Roman okumak zararlı mıdır?
Stendhal'in Kırmızı ve Siyah'ındaki "Roman uzun bir yolda dolaştırılan bir ayna gibidir." cümlesinden bu yana, roman çoğunlukla sosyal hayat bağlamında toplumun yansıdığı bir ayna olarak teşbih edilmiştir. 19. asırda edebiyatımıza giren romanın da bu niteliğini bariz bir şekilde hissettirmesi, yine aynı döneme rastlar. Ait olduğu ve geldiği kültürün dünya görüşünden portreler sunan roman, imparatorluk topraklarına adım attığı andan itibaren birtakım tartışmalara yol açmıştır.
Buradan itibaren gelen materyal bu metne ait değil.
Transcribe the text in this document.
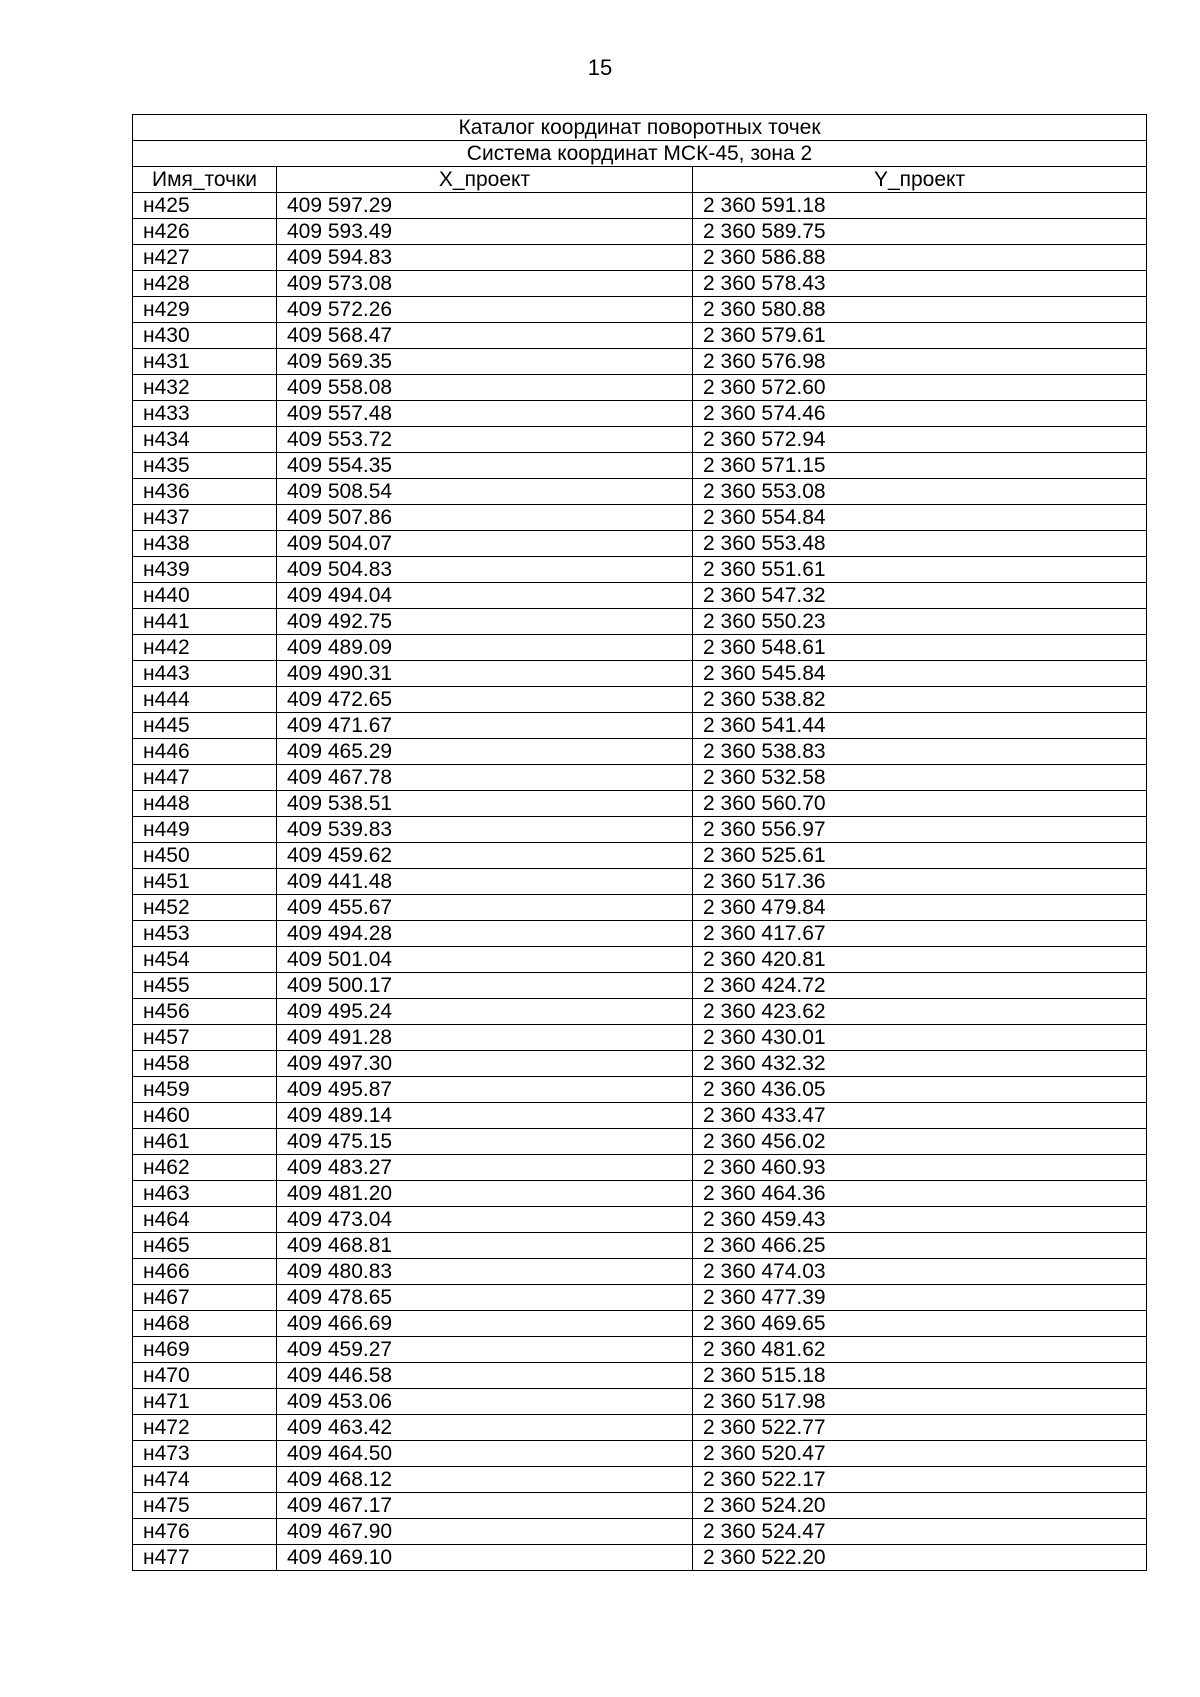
15
Каталог координат поворотных точек		
Система координат МСК-45, зона 2		
Имя_точки	X_проект	Y_проект
н425	409 597.29	2 360 591.18
н426	409 593.49	2 360 589.75
н427	409 594.83	2 360 586.88
н428	409 573.08	2 360 578.43
н429	409 572.26	2 360 580.88
н430	409 568.47	2 360 579.61
н431	409 569.35	2 360 576.98
н432	409 558.08	2 360 572.60
н433	409 557.48	2 360 574.46
н434	409 553.72	2 360 572.94
н435	409 554.35	2 360 571.15
н436	409 508.54	2 360 553.08
н437	409 507.86	2 360 554.84
н438	409 504.07	2 360 553.48
н439	409 504.83	2 360 551.61
н440	409 494.04	2 360 547.32
н441	409 492.75	2 360 550.23
н442	409 489.09	2 360 548.61
н443	409 490.31	2 360 545.84
н444	409 472.65	2 360 538.82
н445	409 471.67	2 360 541.44
н446	409 465.29	2 360 538.83
н447	409 467.78	2 360 532.58
н448	409 538.51	2 360 560.70
н449	409 539.83	2 360 556.97
н450	409 459.62	2 360 525.61
н451	409 441.48	2 360 517.36
н452	409 455.67	2 360 479.84
н453	409 494.28	2 360 417.67
н454	409 501.04	2 360 420.81
н455	409 500.17	2 360 424.72
н456	409 495.24	2 360 423.62
н457	409 491.28	2 360 430.01
н458	409 497.30	2 360 432.32
н459	409 495.87	2 360 436.05
н460	409 489.14	2 360 433.47
н461	409 475.15	2 360 456.02
н462	409 483.27	2 360 460.93
н463	409 481.20	2 360 464.36
н464	409 473.04	2 360 459.43
н465	409 468.81	2 360 466.25
н466	409 480.83	2 360 474.03
н467	409 478.65	2 360 477.39
н468	409 466.69	2 360 469.65
н469	409 459.27	2 360 481.62
н470	409 446.58	2 360 515.18
н471	409 453.06	2 360 517.98
н472	409 463.42	2 360 522.77
н473	409 464.50	2 360 520.47
н474	409 468.12	2 360 522.17
н475	409 467.17	2 360 524.20
н476	409 467.90	2 360 524.47
н477	409 469.10	2 360 522.20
Özellikle romanın zararlı olup olmadığı ve kimler tarafından okunması gerektiği başta toplum olmak üzere dönemin aydınları tarafından da irdelenen bir konu olmuştur. İşte, Servet-i Fünun döneminde Mehmet Celal öncülüğünde gerçekleştirilen romanın zararları üzerine bir tartışma...
Hayatımız mı roman, roman mı hayatımız?
Max Nordau, "Modern insanı ortaya çıkaran romanla tiyatrodur" der. Bizler yalnızca hayatlarımızın edebiyatı şekillendirdiğini düşünürüz. Bu sebeple, "hayatımız roman" tabiri herkes tarafından sıklıkla kullanılır. Oysaki kimi zaman bu durumun tersi de meydana gelir, edebiyat da sıklıkla hayatı türlü şekillerle etkiler.